Risorse per rifugi, manutenzione sentieri e sicurezza in montagna.

La Regione Friuli Venezia Giulia mette in campo un investimento concreto per la tutela delle proprie vette e per la sicurezza di chi le frequenta. Su proposta dell’assessore al Turismo Sergio Emidio Bini, la Giunta ha approvato il programma 2026 dedicato al Club Alpino Italiano (CAI Fvg), stanziando risorse complessive per 400 mila euro. Questi fondi sono destinati a sostenere la manutenzione del territorio e a incentivare un modello di turismo montano capace di attrarre visitatori in ogni stagione dell’anno.

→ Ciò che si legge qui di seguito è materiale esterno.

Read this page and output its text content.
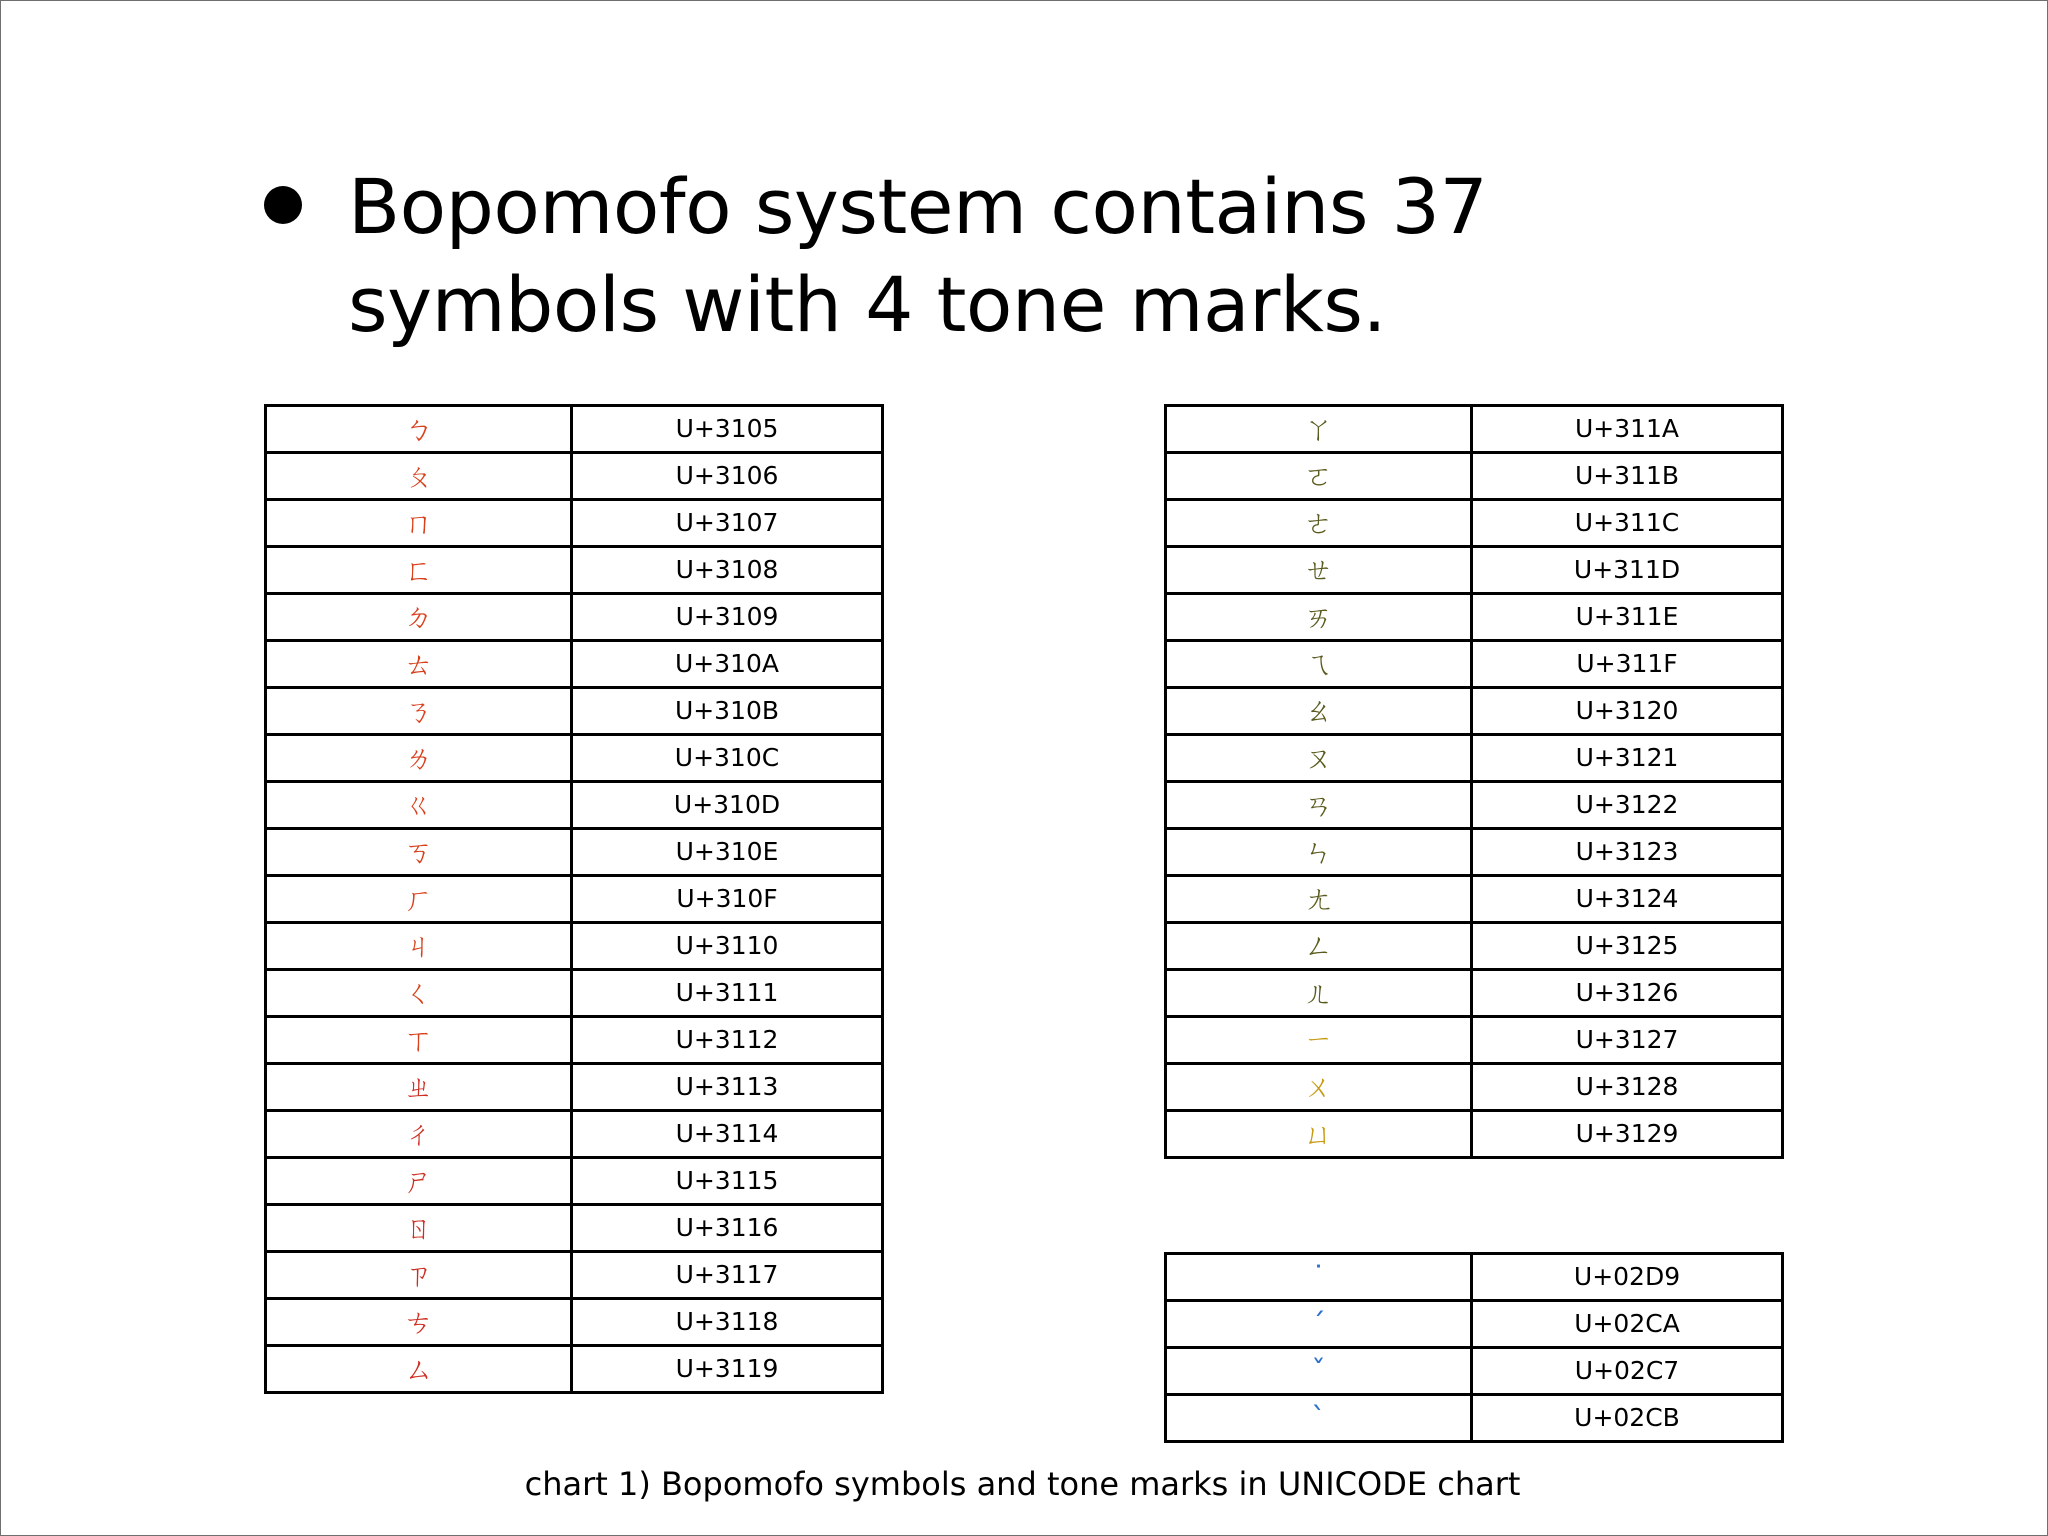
Bopomofo system contains 37 symbols with 4 tone marks.

ㄅ	U+3105
ㄆ	U+3106
ㄇ	U+3107
ㄈ	U+3108
ㄉ	U+3109
ㄊ	U+310A
ㄋ	U+310B
ㄌ	U+310C
ㄍ	U+310D
ㄎ	U+310E
ㄏ	U+310F
ㄐ	U+3110
ㄑ	U+3111
ㄒ	U+3112
ㄓ	U+3113
ㄔ	U+3114
ㄕ	U+3115
ㄖ	U+3116
ㄗ	U+3117
ㄘ	U+3118
ㄙ	U+3119
ㄚ	U+311A
ㄛ	U+311B
ㄜ	U+311C
ㄝ	U+311D
ㄞ	U+311E
ㄟ	U+311F
ㄠ	U+3120
ㄡ	U+3121
ㄢ	U+3122
ㄣ	U+3123
ㄤ	U+3124
ㄥ	U+3125
ㄦ	U+3126
ㄧ	U+3127
ㄨ	U+3128
ㄩ	U+3129
˙	U+02D9
ˊ	U+02CA
ˇ	U+02C7
ˋ	U+02CB
chart 1) Bopomofo symbols and tone marks in UNICODE chart
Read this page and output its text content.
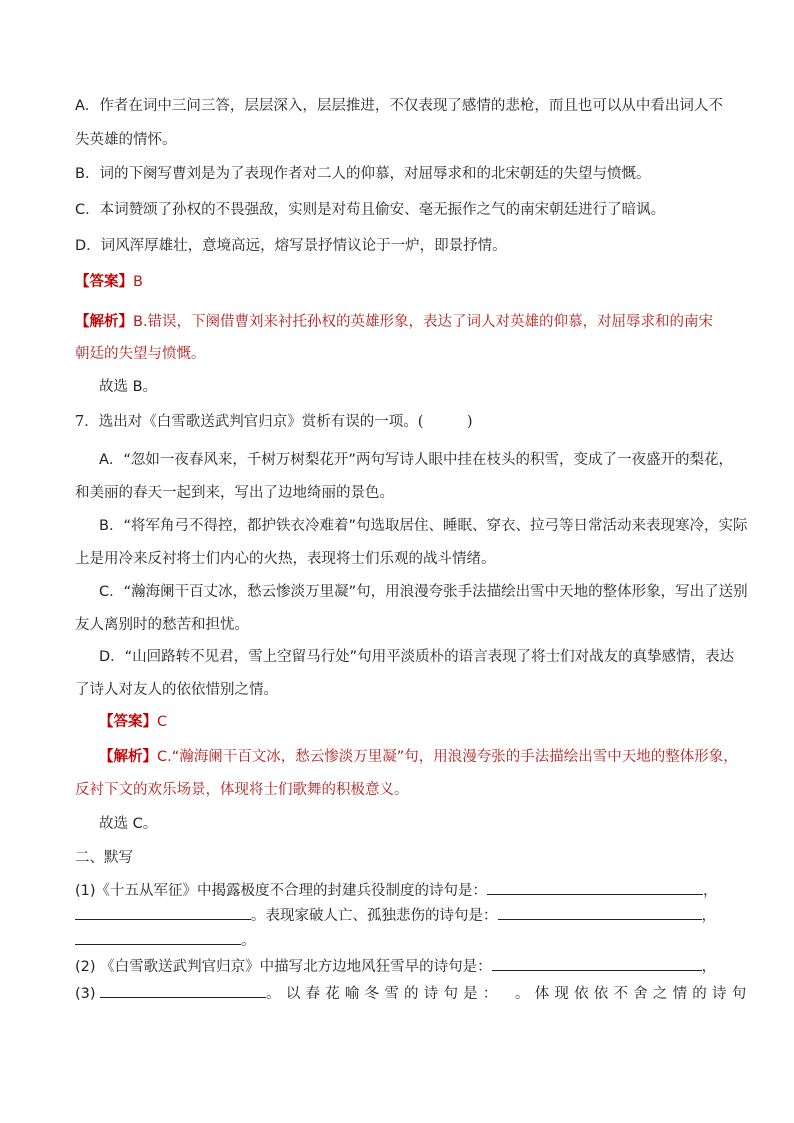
A．作者在词中三问三答，层层深入，层层推进，不仅表现了感情的悲枪，而且也可以从中看出词人不
失英雄的情怀。
B．词的下阕写曹刘是为了表现作者对二人的仰慕，对屈辱求和的北宋朝廷的失望与愤慨。
C．本词赞颂了孙权的不畏强敌，实则是对苟且偷安、毫无振作之气的南宋朝廷进行了暗讽。
D．词风浑厚雄壮，意境高远，熔写景抒情议论于一炉，即景抒情。
【答案】B
【解析】B.错误，下阕借曹刘来衬托孙权的英雄形象，表达了词人对英雄的仰慕，对屈辱求和的南宋
朝廷的失望与愤慨。
故选 B。
7．选出对《白雪歌送武判官归京》赏析有误的一项。(　　　)
A．“忽如一夜春风来，千树万树梨花开”两句写诗人眼中挂在枝头的积雪，变成了一夜盛开的梨花，
和美丽的春天一起到来，写出了边地绮丽的景色。
B．“将军角弓不得控，都护铁衣冷难着”句选取居住、睡眠、穿衣、拉弓等日常活动来表现寒冷，实际
上是用冷来反衬将士们内心的火热，表现将士们乐观的战斗情绪。
C．“瀚海阑干百丈冰，愁云惨淡万里凝”句，用浪漫夸张手法描绘出雪中天地的整体形象，写出了送别
友人离别时的愁苦和担忧。
D．“山回路转不见君，雪上空留马行处”句用平淡质朴的语言表现了将士们对战友的真挚感情，表达
了诗人对友人的依依惜别之情。
【答案】C
【解析】C.“瀚海阑干百文冰，愁云惨淡万里凝”句，用浪漫夸张的手法描绘出雪中天地的整体形象，
反衬下文的欢乐场景，体现将士们歌舞的积极意义。
故选 C。
二、默写
(1)《十五从军征》中揭露极度不合理的封建兵役制度的诗句是：	，
。表现家破人亡、孤独悲伤的诗句是：	，
。
(2) 《白雪歌送武判官归京》中描写北方边地风狂雪早的诗句是：	，
(3)	。以春花喻冬雪的诗句是：　。体现依依不舍之情的诗句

Il piano finanziario prevede una suddivisione strategica tra spese correnti, pari a 250 mila euro, e investimenti per i restanti 150 mila euro. Le priorità fissate dal CAI regionale pongono al primo posto la sicurezza in quota, attraverso interventi di manutenzione ordinaria e straordinaria sulla rete sentieristica e sulle vie ferrate. Parallelamente, le risorse permetteranno di intervenire sulle strutture alpine, garantendo la cura costante di rifugi e bivacchi, oltre a finanziare percorsi di formazione e attività mirate alla prevenzione degli infortuni.

L’assessore Bini ha ribadito come la cura dei sentieri e delle strutture sia un elemento centrale non solo per la sicurezza, ma anche per la valorizzazione turistica del territorio. L’obiettivo della Regione è infatti quello di favorire la destagionalizzazione, rendendo le montagne friulane una meta fruibile e sicura durante tutto l’arco dell’anno, consolidando così il legame tra la conservazione dell’ambiente alpino e lo sviluppo economico locale.